During a German-Algerian energy partnership meeting earlier this week, which was attended by attended by Algerian energy minister Mohamed Arkab and German state secretary for economics and climate protection Stefan Wenzel, plans to expand the pipeline corridor via Tunisia and Italy to Southern Germany with the view to eventually transport green hydrogen were discussed.
The green hydrogen is slated to be produced through renewable energy from the North African country’s two large solar panel tenders in the Algerian Sahara Desert.
Italian Prime Minister Giorgia Meloni also visited Algeria this week to close deals for an Algerian-Italian ‘energy bridge’, with the aim of making Italy independent of Russian gas deliveries until the winter of 2024/25.

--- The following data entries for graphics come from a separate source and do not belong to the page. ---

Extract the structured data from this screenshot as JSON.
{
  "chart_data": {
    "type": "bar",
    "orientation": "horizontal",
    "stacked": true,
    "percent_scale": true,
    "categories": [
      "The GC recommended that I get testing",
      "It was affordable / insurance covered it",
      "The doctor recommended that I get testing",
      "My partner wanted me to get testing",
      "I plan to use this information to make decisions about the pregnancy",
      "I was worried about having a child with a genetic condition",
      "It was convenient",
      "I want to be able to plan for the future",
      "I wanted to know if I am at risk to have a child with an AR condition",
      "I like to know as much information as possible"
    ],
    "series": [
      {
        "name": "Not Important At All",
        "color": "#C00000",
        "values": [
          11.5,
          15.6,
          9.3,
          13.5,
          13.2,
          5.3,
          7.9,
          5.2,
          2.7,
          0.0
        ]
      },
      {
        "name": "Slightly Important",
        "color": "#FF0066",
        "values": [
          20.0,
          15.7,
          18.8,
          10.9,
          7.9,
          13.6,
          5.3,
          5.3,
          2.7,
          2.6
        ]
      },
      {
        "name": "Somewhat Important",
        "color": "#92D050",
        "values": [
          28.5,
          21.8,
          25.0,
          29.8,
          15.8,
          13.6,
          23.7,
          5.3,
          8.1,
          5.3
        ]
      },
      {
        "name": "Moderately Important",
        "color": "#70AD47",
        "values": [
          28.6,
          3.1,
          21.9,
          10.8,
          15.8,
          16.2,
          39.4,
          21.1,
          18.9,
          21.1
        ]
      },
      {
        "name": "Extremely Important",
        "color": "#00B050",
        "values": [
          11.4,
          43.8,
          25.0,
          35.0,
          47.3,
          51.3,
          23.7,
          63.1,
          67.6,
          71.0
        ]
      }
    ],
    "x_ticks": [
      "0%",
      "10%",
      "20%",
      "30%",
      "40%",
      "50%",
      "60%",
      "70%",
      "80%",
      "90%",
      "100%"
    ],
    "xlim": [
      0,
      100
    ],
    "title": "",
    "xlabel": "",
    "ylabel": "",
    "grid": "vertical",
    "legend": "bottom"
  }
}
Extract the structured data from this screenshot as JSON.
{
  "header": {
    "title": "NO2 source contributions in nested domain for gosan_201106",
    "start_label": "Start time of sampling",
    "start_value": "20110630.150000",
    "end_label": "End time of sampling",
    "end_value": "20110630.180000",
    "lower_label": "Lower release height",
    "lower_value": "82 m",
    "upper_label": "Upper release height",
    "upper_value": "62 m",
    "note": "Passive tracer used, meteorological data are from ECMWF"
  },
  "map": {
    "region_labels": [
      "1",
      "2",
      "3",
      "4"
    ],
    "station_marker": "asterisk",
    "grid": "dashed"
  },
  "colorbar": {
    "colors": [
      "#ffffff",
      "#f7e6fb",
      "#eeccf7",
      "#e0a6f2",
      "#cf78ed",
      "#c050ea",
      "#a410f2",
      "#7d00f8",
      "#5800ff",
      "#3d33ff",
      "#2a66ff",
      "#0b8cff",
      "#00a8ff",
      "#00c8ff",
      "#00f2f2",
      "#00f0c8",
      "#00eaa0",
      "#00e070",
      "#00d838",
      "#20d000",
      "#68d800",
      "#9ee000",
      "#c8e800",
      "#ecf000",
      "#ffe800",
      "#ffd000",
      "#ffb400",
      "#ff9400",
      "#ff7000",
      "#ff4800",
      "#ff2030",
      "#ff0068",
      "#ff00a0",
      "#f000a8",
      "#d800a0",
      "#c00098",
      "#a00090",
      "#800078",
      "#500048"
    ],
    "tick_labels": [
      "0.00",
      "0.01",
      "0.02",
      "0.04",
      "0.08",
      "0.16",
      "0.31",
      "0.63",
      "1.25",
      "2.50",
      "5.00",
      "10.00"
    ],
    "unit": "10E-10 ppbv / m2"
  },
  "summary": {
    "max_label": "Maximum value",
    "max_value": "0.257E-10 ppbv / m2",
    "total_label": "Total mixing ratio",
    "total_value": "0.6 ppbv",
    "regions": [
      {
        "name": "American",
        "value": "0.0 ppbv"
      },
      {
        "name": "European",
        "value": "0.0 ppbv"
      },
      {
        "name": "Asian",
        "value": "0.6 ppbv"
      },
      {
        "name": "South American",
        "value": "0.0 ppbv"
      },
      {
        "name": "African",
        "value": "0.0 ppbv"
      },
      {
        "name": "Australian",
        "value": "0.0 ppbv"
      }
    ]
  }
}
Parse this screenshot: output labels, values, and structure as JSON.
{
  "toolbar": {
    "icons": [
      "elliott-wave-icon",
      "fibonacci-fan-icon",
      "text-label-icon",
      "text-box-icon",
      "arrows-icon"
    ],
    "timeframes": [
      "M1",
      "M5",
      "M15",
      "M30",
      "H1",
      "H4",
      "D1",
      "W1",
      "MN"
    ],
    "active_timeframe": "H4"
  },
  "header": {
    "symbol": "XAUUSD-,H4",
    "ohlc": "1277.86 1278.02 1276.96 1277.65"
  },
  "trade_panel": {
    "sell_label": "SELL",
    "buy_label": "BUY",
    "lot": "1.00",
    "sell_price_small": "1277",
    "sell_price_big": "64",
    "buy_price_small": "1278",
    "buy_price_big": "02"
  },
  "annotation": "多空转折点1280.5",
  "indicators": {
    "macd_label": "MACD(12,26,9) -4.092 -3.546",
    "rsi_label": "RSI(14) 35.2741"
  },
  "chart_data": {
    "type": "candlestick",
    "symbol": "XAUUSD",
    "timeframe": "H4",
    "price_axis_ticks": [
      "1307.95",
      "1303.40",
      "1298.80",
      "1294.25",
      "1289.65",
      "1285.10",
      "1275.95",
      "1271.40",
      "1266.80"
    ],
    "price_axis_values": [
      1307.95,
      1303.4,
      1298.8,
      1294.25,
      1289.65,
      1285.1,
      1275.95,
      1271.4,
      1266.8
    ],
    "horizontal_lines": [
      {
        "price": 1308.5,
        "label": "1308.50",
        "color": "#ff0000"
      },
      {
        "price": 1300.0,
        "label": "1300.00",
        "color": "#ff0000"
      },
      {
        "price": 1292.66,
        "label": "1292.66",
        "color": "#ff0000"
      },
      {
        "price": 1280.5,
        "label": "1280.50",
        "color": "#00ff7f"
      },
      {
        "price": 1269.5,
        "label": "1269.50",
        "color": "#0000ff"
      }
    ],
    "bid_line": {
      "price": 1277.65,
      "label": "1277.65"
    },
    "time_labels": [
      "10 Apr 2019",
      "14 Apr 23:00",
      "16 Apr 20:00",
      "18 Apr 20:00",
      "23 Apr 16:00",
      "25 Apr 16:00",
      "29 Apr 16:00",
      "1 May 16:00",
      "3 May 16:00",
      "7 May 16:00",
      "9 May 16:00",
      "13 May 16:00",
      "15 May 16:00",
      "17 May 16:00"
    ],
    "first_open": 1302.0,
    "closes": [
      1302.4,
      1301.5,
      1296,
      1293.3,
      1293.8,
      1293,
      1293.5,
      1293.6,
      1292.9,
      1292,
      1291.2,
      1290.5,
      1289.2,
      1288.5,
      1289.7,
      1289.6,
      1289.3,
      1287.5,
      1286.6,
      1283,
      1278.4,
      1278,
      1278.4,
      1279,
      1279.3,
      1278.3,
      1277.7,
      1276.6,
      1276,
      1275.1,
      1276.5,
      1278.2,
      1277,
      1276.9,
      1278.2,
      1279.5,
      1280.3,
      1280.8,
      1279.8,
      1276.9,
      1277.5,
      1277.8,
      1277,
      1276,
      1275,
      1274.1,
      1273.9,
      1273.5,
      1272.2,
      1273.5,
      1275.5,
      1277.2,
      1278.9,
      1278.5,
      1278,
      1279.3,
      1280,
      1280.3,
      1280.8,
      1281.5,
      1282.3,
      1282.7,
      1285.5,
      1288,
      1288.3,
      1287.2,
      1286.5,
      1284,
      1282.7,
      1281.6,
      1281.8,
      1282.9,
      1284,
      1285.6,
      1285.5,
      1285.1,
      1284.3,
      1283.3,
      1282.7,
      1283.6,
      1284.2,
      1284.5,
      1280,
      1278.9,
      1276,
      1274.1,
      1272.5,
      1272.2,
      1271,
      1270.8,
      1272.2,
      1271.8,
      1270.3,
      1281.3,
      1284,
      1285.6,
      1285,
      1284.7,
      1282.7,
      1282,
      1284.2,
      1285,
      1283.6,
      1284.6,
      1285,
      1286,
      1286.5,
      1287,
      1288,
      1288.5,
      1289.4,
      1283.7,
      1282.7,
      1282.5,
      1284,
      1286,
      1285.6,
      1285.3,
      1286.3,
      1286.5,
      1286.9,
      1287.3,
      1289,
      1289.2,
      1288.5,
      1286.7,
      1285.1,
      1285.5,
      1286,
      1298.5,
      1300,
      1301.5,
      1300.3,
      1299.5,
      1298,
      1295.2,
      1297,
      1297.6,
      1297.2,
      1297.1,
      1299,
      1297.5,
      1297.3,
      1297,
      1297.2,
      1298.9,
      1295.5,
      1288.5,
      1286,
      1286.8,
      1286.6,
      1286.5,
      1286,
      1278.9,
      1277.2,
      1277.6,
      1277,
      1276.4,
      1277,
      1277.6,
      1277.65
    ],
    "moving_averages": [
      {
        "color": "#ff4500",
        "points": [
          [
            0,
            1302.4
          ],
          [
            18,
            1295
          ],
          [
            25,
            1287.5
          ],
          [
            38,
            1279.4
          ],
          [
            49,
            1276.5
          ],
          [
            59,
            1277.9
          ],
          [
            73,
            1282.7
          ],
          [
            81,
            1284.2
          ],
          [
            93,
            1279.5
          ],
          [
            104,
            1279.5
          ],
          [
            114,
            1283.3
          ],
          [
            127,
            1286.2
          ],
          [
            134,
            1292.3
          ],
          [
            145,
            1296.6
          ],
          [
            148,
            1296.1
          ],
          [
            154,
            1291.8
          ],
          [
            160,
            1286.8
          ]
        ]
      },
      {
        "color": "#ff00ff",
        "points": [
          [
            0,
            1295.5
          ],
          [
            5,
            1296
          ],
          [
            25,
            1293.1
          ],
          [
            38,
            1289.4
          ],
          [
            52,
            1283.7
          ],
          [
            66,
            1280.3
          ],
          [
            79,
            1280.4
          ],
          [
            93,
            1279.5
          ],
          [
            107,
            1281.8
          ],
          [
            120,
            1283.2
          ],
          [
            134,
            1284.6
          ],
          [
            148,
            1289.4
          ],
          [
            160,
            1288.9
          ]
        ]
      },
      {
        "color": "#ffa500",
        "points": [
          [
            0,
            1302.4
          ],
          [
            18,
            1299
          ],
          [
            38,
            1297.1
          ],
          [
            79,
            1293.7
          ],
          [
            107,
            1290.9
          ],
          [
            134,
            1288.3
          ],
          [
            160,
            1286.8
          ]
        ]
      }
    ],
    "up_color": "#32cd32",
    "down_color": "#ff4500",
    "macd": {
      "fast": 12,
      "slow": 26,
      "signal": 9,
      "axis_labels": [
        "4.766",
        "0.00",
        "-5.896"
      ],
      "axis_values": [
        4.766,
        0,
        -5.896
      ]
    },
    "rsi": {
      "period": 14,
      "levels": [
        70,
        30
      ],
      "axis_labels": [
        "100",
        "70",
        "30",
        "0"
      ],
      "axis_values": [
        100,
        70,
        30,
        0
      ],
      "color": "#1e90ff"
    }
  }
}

During her visit, the Prime Minister said: “Algeria already today is our most important gas supplier and strategic for energy supply.”
“And thanks to the new collaboration, we will further expand the existing connection between Africa and Italy.”
The two nations already had a cooperation agreement under Italy’s previous Prime Minister Mario Draghi, which doubled gas deliveries to Italy to more than 20 billion cubic metres last year. This volume is slated to be expanded to 36 billion cubic metres in coming years.